As a result, AMN has agreed to amend its bylaws to reduce the minimum threshold of stockholders required to call a special meeting from 25 percent to 20 percent.
AMN has also agreed to adopt a corporate governance policy that would restrict the ability of the Board of Directors of AMN from adopting a stockholder rights plan, or “poison pill,” without stockholder approval. Francis has agreed to dismiss litigation pending in Delaware Chancery Court and will withdraw their other stockholder proposal regarding equal proxy access. In addition, Francis has agreed not to solicit proxies against the election of any AMN directors at the upcoming annual meeting.
Douglas D. Wheat, Chairman of the Board of AMN, stated “We are pleased to have reached this resolution, which will enable AMN to fully focus on executing its strategy, winning in the marketplace, and delivering shareholder value.”

 


 

Gayle and Steve Francis said “We are satisfied that AMN has responded to our concerns by implementing stronger corporate governance practices, which we believe will be beneficial to all shareholders.”
Separately, AMN announced that a committee of independent directors had investigated allegations regarding potential conflicts of interest involving an AMN director, William F. Miller III, and concluded Mr. Miller’s relationships did not give rise to a conflict of interest.
About AMN Healthcare Services
AMN Healthcare Services, Inc. is the largest healthcare staffing company in the United States and the largest nationwide provider in all three of its business segments: travel nurse and allied staffing, locum tenens staffing (temporary physician staffing), and physician permanent placement services. AMN Healthcare recruits healthcare professionals both nationally and internationally and places them on variable lengths of assignments and in permanent positions at acute-care hospitals, physician practice groups and other healthcare settings throughout the United States. For more information, visit http://www.amnhealthcare.com.
Forward-Looking Statements
This press release contains “forward-looking statements” within the meaning of Section 27A of the Securities Act of 1933, as amended, and Section 21E of the Securities Exchange Act of 1934, as amended. The company based these forward-looking statements on its current expectations and projections about future events. Actual results could differ materially from those discussed in, or implied by, these forward-looking statements. Forward-looking statements are identified by words such as “believe,” “anticipate,” “expect,” “intend,” “plan,” “will,” “may” and other similar expressions. In addition, any statements that refer to expectations, projections or other characterizations of future events or circumstances are forward-looking statements.
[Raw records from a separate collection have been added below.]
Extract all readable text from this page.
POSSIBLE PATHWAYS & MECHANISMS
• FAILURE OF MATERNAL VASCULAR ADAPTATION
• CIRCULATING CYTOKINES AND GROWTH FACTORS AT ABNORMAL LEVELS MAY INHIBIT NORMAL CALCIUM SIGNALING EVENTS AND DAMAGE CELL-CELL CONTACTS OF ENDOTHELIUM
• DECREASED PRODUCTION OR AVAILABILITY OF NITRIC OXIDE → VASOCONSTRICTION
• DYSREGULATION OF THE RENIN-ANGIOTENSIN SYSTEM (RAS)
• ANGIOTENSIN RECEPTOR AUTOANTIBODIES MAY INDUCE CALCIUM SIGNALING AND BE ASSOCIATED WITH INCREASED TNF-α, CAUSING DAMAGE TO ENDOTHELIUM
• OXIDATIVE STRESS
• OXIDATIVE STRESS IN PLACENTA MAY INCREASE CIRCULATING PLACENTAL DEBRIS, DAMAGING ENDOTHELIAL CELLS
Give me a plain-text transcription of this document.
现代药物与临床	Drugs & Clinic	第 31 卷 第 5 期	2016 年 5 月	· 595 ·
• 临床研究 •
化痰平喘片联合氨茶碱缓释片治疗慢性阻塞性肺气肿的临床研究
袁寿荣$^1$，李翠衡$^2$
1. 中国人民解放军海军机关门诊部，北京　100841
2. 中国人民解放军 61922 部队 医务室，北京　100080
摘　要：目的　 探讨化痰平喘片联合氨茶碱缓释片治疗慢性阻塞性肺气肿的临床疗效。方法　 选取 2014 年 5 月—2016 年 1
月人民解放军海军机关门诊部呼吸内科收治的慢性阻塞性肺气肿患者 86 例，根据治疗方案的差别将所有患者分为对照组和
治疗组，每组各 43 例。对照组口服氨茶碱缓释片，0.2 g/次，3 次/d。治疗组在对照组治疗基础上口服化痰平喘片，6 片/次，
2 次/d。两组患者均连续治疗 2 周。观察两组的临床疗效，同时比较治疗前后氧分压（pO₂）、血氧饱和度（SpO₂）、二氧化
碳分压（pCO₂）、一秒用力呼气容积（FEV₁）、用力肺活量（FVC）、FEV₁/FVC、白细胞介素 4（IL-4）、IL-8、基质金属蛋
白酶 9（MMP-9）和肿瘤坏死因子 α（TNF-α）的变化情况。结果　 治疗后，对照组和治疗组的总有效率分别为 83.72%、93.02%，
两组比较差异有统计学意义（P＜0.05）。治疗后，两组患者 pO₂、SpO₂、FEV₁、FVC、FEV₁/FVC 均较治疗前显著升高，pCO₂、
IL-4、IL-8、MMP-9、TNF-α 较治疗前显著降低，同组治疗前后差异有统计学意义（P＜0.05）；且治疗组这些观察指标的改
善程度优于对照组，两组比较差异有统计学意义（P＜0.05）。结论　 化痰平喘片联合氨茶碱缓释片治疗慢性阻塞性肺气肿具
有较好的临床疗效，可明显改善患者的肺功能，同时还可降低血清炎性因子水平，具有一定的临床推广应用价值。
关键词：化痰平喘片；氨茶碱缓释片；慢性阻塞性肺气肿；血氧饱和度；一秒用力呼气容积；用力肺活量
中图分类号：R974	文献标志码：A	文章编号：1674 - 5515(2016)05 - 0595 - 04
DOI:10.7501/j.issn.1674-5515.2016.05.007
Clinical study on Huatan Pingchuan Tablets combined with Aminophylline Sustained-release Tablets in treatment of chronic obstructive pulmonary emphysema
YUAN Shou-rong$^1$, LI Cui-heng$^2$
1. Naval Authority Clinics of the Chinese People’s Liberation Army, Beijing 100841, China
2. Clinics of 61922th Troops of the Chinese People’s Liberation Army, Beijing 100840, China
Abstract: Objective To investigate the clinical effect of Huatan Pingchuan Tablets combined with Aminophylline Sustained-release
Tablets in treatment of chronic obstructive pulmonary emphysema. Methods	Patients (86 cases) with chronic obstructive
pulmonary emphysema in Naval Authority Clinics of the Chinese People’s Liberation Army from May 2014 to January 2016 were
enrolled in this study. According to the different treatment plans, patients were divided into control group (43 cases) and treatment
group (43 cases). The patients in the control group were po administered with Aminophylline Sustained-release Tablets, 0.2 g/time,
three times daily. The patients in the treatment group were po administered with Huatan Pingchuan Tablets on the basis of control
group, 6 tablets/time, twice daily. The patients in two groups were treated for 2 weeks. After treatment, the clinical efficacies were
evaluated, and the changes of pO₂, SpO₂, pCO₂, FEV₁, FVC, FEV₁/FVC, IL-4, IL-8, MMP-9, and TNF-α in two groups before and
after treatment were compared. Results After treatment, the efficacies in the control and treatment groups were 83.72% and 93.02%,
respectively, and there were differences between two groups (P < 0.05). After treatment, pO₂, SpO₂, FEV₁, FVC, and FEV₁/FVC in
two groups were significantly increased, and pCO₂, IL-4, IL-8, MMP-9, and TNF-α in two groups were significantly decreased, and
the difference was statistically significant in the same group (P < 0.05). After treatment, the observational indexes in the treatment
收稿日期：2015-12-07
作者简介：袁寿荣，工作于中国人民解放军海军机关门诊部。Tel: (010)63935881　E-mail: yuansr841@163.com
Factors that could cause actual results to differ from those implied by the forward-looking statements contained in this press release are set forth in the company’s Annual Report on Form 10-K for the year ended December 31, 2007, its Quarterly Reports on Form 10-Q, and its Current Reports on Form 8-K. These statements reflect the company’s current beliefs and are based upon information currently available to it. Be advised that developments subsequent to this press release are likely to cause these statements to become outdated with the passage of time.